光明寺の本堂となる大殿は、入母屋造、銅板棒瓦葺きで1698年に建立されたと伝わります。鎌倉の木造古建築で最大級の規模をもち、国の重要文化財に指定されています。2020年春から10年前後の期間で修理工事が行われています。
開山堂に接する「記主庭園」で育てられる蓮
現在、本殿の役割を果たしているのは、大殿の北に接する開山堂です。
開山堂の東側には大殿に向かって渡り廊下が繋がり、これに接して然阿良忠上人の偉大な功績を讃える「記主庭園」が設けられています。庭園を覆うのは、「錦蕊蓮」、「大賀ハス」などの蓮です。
「記主庭園」は、例年7月中旬から8月下旬にかけて蓮の花で覆わるのですが、2020年は梅雨時期の長雨と日照不足のため、花を開く蓮はまばらとなってしまいました。
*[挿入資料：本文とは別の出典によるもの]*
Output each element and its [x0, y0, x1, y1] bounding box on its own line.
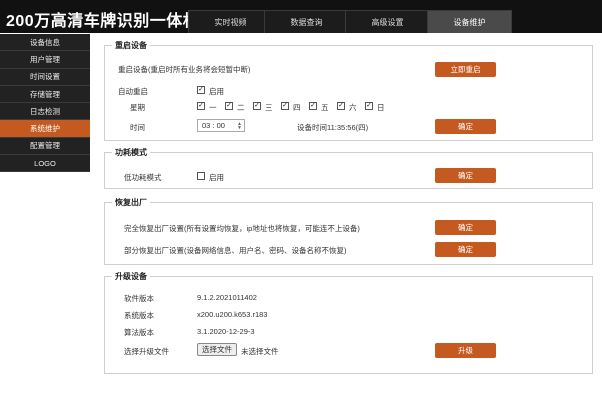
sidebar-item-config-management[interactable]: 配置管理	[0, 138, 90, 156]
auto-reboot-label: 自动重启	[118, 87, 148, 96]
time-label: 时间	[130, 123, 145, 132]
tab-device-maintenance[interactable]: 设备维护	[427, 10, 512, 33]
app-title: 200万高清车牌识别一体机	[6, 13, 200, 30]
tab-data-query[interactable]: 数据查询	[264, 10, 349, 33]
tab-advanced-settings[interactable]: 高级设置	[345, 10, 430, 33]
time-minute: 00	[216, 121, 225, 130]
lowpower-section: 功耗模式 低功耗模式 启用 确定	[104, 147, 593, 189]
partial-reset-button[interactable]: 确定	[435, 242, 496, 257]
sidebar-item-user-management[interactable]: 用户管理	[0, 51, 90, 69]
sidebar-item-storage-management[interactable]: 存储管理	[0, 86, 90, 104]
day-label-sun: 日	[377, 103, 385, 112]
day-label-mon: 一	[209, 103, 217, 112]
day-checkbox-sat[interactable]	[337, 102, 345, 110]
reboot-description: 重启设备(重启时所有业务将会短暂中断)	[118, 65, 251, 74]
tab-live-video[interactable]: 实时视频	[188, 10, 273, 33]
reboot-confirm-button[interactable]: 确定	[435, 119, 496, 134]
full-reset-button[interactable]: 确定	[435, 220, 496, 235]
device-time-text: 设备时间11:35:56(四)	[297, 123, 369, 132]
lowpower-section-title: 功耗模式	[112, 147, 150, 158]
lowpower-confirm-button[interactable]: 确定	[435, 168, 496, 183]
upgrade-section: 升级设备 软件版本 9.1.2.2021011402 系统版本 x200.u20…	[104, 271, 593, 374]
factory-reset-section-title: 恢复出厂	[112, 197, 150, 208]
lowpower-enable-label: 启用	[209, 173, 224, 182]
day-label-wed: 三	[265, 103, 273, 112]
day-label-sat: 六	[349, 103, 357, 112]
reboot-time-input[interactable]: 03 : 00 ▲ ▼	[197, 119, 245, 132]
week-label: 星期	[130, 103, 145, 112]
day-checkbox-mon[interactable]	[197, 102, 205, 110]
lowpower-checkbox[interactable]	[197, 172, 205, 180]
system-version-value: x200.u200.k653.r183	[197, 310, 268, 319]
day-checkbox-thu[interactable]	[281, 102, 289, 110]
reboot-section-title: 重启设备	[112, 40, 150, 51]
algorithm-version-label: 算法版本	[124, 328, 154, 337]
full-reset-description: 完全恢复出厂设置(所有设置均恢复，ip地址也将恢复，可能连不上设备)	[124, 224, 360, 233]
day-checkbox-wed[interactable]	[253, 102, 261, 110]
software-version-value: 9.1.2.2021011402	[197, 293, 257, 302]
day-label-tue: 二	[237, 103, 245, 112]
auto-reboot-enable-label: 启用	[209, 87, 224, 96]
upgrade-file-label: 选择升级文件	[124, 347, 169, 356]
day-label-fri: 五	[321, 103, 329, 112]
lowpower-label: 低功耗模式	[124, 173, 162, 182]
time-separator: :	[212, 121, 215, 130]
reboot-section: 重启设备 重启设备(重启时所有业务将会短暂中断) 立即重启 自动重启 启用 星期…	[104, 40, 593, 141]
time-hour: 03	[202, 121, 211, 130]
system-version-label: 系统版本	[124, 311, 154, 320]
top-header: 200万高清车牌识别一体机 实时视频 数据查询 高级设置 设备维护	[0, 0, 602, 33]
reboot-now-button[interactable]: 立即重启	[435, 62, 496, 77]
day-label-thu: 四	[293, 103, 301, 112]
factory-reset-section: 恢复出厂 完全恢复出厂设置(所有设置均恢复，ip地址也将恢复，可能连不上设备) …	[104, 197, 593, 265]
no-file-chosen-text: 未选择文件	[241, 347, 279, 356]
day-checkbox-tue[interactable]	[225, 102, 233, 110]
algorithm-version-value: 3.1.2020-12-29-3	[197, 327, 255, 336]
day-checkbox-fri[interactable]	[309, 102, 317, 110]
sidebar-item-logo[interactable]: LOGO	[0, 155, 90, 173]
choose-file-button[interactable]: 选择文件	[197, 343, 237, 356]
software-version-label: 软件版本	[124, 294, 154, 303]
partial-reset-description: 部分恢复出厂设置(设备网络信息、用户名、密码、设备名称不恢复)	[124, 246, 347, 255]
sidebar-item-system-maintenance[interactable]: 系统维护	[0, 120, 90, 138]
time-spinner-icon[interactable]: ▲ ▼	[237, 122, 242, 131]
sidebar: 设备信息 用户管理 时间设置 存储管理 日志检测 系统维护 配置管理 LOGO	[0, 34, 90, 173]
upgrade-section-title: 升级设备	[112, 271, 150, 282]
day-checkbox-sun[interactable]	[365, 102, 373, 110]
auto-reboot-checkbox[interactable]	[197, 86, 205, 94]
sidebar-item-device-info[interactable]: 设备信息	[0, 34, 90, 52]
upgrade-button[interactable]: 升级	[435, 343, 496, 358]
sidebar-item-time-settings[interactable]: 时间设置	[0, 69, 90, 86]
sidebar-item-log-detection[interactable]: 日志检测	[0, 103, 90, 121]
例年の「記主庭園」の様子、2019年の観蓮会の概要が下記のURLに掲載されています。
http://komyoji-kamakura.or.jp/kanrenkai-2019/
8月半ばでも蕾が多く、夏の間に花を開くのか気になってしまいます。満開の蓮を鑑賞するには、気候に注意することも必要になるようです。
2020年は花の数は少なくても、大きな緑の葉を広げる蓮越しに「大聖閣」を眺めると、落ち着いた気分となることでしょう。
高倉健の墓碑が立つ光明寺の境内
開山以来、長い歴史をもつ光明寺の境内では意外なものに遭遇することもあります。鐘楼堂の西には2014年に逝去された俳優の高倉健の墓碑が立っています。高倉健は北条一族の苅田式部大夫篤時という武将の子孫にあたるのだそうです。
神奈川県鎌倉市の相模湾沿いの材木座には浄土宗の寺院、光明寺が建造されています。開山堂に接する「記主庭園」では「錦蕊蓮」、「大賀ハス」などの蓮が育てられ、例年7月中旬から8月下旬にかけて夏の装いを見せてくれます。